Их наконец сопроводили в палаты. За столом собралось всё большое семейство. Видно было, что здесь и стар, и млад – все поколения семьи что-то шумно обсуждают, перекрикивая друг друга. Стоял гул.

– Пожаловали богатые купцы из краёв далеких. Господа Сидон из Тира и господин Стрижевский из янтарного края, – объявил глашатай.

Наступила тишина.

– Ну что ж, проходите, гости милые, присаживайтесь, откушайте с нами, выпейте сладкого мёда, – встала из-за стола молодая девушка.

Сидону и Стрижевскому освободили места за столом.

– И с какой же целью прибыли к нам такие люди? – громким басом заговорил мужчина во главе стола.

– Мы приехали к вам на свадебке погулять, – с ходу заявил Сидон, рассчитывая на чувство юмора собеседников.

Все переглянулись.

– Да, кто же вы будете?

– Мы люди из Атлантиды. Я живу в далекий краях, а вот Борис неподалёку…Сосед ваш. Нет ли у вас кого из янтарного края? Много лет назад его покинула Полина с дочерью Миленой, к вам в жёны Светозару.

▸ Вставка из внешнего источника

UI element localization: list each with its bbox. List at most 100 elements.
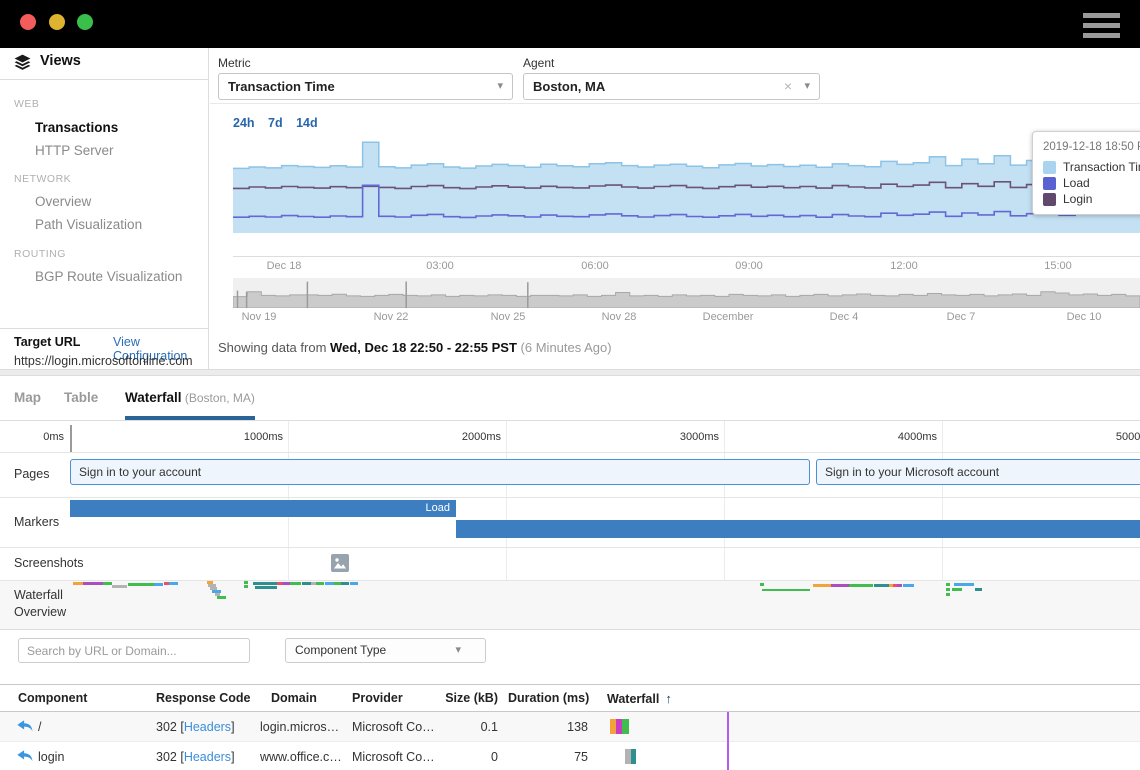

– Предки наши, Польна и Светозар живут уединённо. Отшельниками слывут. А Мила я, – встала пожилая женщина и поклонилась.

– Мне много лет, и я старею. Единожды приняв «сон Атланта», проснувшись, я стала медленно увядать. И теперь, отец, ты будешь расстроен? – обратилась она к Стрижевскому.

Стрижевский не знал куда деваться. Чувства разрывали его пополам. Одна половина хотела обнять дочь и рыдала, тайно, а другая мечтала бежать прочь, закрывая глаза полные горючих слёз.

Милена подошла сама и обняла отца как ребенка: взрослого, но всё ещё ребенка. Мать любовно рассказывала о нём много лет подряд сказания, романтические истории. Без злости, ревности или обиды, и Мила тоже, почитая его за героя, не могла сердиться. Хоть иногда и закрадывался червь в сердце: точил его, грыз, но она недолго находилась в его власти и решительно прогоняла прочь.